Mr. Corzine sought to bolster profits by increasing the number of bets the firm made using its own capital. It was a strategy born of his own experience at Goldman, where he rose through the ranks by building out the investment bank’s formidable United States government bond trading arm.First, readers of this blog are probably not all that sanguine that the Europe mess will be resolved in the way Corzine assumed. This seems an awful lot like betting that subprime would be “contained” as of May 2007.
One of his hallmark traits, according to the 1999 book on Goldman, “Goldman Sachs: The Culture of Success,” by Lisa Endlich, was his willingness to tolerate losses if the theory behind the trades was well thought out.
He made a similar wager at MF Global in buying up big holdings of debt from Spain, Italy, Portugal, Belgium and Ireland at a discount. Once Europe had solved its fiscal problems, those bonds would be very profitable.
But when that bet came to light in a regulatory filing, it set off alarms on Wall Street. While the bonds themselves have lost little value and mature in less than a year, MF Global was seen as having taken on an enormous amount of risk with little room for error given its size.
Second, a basic rule of risk control is not to take excessive risks relative to your capital. As John Manyard Keynes is often cited as saying, “The market can remain irrational longer than you remain solvent.” The textbook case is LTCM, which took hugely levered bets that it was confident would eventually be proven right, but “eventually” turned out to take a little long. And a smaller firm has to be even more careful about its wagers for the very reason that brought MF Global down: counterparties will not cut you all that much slack, particularly if they don’t buy your investment thesis.

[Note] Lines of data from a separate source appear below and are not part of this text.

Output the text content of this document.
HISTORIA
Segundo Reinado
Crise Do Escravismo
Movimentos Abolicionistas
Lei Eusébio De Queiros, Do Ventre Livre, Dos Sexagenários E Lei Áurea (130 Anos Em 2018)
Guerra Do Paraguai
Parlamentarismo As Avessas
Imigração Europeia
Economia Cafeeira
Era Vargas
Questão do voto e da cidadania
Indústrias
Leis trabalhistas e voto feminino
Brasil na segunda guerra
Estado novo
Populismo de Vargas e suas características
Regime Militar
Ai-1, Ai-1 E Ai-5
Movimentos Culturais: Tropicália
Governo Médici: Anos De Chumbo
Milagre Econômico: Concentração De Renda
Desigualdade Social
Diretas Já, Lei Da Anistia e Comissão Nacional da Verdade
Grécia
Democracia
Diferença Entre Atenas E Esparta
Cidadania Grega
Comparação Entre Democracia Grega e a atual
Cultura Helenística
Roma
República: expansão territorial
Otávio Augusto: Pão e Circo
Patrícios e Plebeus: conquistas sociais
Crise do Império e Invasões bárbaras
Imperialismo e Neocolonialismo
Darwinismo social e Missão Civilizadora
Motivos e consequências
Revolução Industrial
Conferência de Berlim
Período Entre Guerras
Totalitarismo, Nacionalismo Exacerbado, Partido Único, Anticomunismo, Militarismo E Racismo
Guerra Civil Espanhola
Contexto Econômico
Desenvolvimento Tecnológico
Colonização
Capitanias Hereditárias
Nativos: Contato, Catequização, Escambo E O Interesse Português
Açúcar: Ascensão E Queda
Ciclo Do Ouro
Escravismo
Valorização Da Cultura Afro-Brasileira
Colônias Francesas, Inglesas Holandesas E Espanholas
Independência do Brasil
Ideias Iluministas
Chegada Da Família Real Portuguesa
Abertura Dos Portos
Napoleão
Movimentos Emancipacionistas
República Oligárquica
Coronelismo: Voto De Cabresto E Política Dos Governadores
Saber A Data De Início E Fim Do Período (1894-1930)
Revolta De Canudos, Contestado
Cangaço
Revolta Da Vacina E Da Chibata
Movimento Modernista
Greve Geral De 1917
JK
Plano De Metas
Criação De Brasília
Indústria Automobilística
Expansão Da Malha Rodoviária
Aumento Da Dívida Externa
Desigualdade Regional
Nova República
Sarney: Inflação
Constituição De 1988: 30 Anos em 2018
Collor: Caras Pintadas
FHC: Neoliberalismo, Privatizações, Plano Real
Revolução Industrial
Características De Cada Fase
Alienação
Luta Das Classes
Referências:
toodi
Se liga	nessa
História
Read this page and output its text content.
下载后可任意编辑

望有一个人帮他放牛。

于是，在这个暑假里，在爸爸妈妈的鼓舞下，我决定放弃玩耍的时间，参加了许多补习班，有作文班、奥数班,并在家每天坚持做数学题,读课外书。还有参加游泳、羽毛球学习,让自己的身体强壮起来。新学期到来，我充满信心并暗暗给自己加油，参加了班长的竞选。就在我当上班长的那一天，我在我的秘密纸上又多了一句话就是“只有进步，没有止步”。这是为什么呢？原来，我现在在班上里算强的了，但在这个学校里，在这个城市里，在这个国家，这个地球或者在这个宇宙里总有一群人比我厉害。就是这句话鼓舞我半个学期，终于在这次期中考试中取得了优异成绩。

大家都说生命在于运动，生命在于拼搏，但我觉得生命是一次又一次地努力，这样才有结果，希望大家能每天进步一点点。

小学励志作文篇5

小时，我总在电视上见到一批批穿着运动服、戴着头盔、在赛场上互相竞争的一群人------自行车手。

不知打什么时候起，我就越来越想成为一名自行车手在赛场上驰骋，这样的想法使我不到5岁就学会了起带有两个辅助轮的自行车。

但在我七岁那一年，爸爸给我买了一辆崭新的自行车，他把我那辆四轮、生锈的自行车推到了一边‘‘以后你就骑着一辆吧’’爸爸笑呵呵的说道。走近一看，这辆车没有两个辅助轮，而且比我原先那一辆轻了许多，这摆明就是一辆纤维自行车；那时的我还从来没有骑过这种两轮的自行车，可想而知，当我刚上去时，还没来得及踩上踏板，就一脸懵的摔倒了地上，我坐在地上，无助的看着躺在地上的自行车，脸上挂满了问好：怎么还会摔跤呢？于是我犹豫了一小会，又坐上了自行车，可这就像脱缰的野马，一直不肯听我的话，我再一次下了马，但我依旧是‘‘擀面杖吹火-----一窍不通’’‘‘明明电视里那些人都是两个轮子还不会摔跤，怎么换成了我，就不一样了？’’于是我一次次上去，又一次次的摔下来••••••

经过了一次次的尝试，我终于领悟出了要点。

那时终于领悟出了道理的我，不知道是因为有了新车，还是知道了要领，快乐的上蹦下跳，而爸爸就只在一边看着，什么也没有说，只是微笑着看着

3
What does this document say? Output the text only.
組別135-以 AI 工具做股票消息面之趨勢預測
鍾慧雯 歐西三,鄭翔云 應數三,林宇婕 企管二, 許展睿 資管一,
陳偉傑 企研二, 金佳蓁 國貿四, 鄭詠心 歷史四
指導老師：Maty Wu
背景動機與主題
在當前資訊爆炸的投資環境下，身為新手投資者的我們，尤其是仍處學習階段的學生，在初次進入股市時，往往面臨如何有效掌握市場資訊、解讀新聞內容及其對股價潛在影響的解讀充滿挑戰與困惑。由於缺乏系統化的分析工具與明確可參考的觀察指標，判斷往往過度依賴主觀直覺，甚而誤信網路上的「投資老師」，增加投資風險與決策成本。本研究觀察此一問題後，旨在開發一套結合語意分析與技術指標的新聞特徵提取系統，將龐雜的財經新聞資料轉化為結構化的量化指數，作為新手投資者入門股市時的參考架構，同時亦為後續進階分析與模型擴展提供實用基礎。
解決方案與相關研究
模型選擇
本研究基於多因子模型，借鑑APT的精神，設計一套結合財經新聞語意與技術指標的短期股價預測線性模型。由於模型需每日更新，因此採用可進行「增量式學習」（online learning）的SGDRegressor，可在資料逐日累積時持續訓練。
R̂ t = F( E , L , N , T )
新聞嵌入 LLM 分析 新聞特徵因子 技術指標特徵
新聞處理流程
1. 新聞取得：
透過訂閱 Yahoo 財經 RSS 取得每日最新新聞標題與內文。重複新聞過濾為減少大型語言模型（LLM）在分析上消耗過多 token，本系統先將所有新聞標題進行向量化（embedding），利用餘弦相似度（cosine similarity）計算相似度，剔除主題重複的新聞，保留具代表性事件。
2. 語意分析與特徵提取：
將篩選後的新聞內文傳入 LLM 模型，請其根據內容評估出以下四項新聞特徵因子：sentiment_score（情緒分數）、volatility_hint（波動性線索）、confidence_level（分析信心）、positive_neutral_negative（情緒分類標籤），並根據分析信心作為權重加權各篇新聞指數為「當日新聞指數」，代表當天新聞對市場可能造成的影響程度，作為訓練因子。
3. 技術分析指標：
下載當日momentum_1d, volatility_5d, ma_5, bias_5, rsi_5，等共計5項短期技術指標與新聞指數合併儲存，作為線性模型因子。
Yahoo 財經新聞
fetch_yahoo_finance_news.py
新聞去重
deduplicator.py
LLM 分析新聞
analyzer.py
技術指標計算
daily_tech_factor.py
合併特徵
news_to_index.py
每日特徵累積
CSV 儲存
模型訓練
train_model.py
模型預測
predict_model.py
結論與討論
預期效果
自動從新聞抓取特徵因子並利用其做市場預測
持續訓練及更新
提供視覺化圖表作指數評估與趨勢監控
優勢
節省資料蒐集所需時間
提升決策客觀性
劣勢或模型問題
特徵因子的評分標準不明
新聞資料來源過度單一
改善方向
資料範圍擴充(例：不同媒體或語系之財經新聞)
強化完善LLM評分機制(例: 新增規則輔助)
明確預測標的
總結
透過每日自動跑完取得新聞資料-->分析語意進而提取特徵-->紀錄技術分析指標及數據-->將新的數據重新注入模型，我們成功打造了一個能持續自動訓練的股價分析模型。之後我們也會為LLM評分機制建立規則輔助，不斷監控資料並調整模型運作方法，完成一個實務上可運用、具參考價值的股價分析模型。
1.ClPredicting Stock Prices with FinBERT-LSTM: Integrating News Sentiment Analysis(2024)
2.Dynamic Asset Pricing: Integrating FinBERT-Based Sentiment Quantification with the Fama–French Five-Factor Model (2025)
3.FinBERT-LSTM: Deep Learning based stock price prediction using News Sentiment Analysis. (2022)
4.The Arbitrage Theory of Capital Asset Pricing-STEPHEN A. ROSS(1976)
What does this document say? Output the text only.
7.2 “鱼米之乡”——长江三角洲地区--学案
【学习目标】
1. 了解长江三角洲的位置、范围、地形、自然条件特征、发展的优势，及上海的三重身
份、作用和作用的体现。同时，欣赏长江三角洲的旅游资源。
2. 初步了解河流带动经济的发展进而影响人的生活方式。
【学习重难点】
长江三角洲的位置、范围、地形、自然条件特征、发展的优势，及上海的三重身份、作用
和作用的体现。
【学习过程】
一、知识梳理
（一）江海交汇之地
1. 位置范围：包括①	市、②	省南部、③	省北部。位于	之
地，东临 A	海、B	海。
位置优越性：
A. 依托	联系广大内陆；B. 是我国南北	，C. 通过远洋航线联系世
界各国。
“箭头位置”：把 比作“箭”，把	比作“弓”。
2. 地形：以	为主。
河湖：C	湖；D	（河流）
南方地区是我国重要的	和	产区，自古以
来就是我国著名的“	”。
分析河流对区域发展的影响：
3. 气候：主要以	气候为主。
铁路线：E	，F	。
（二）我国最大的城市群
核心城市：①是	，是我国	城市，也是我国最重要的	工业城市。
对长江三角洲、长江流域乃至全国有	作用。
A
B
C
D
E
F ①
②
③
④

But if the customer monies really are gone, this will deservedly be a very ugly episode for Corzine. His investors and the authorities should rake him over the coals.
Update: I’ve corrected the post for my inaccurately describing MF Global as a “hedge fund”. The salient characteristic of a hedge fund is that it has raised third party funds pursuant to an investment agreement, which describes the fund’s investment strategy, among other things, and has typically steep performance based fees. Even though MF Global was using a highly levered trading strategy, it was a principal, using shareholder money, not funds in an asset management vehicle.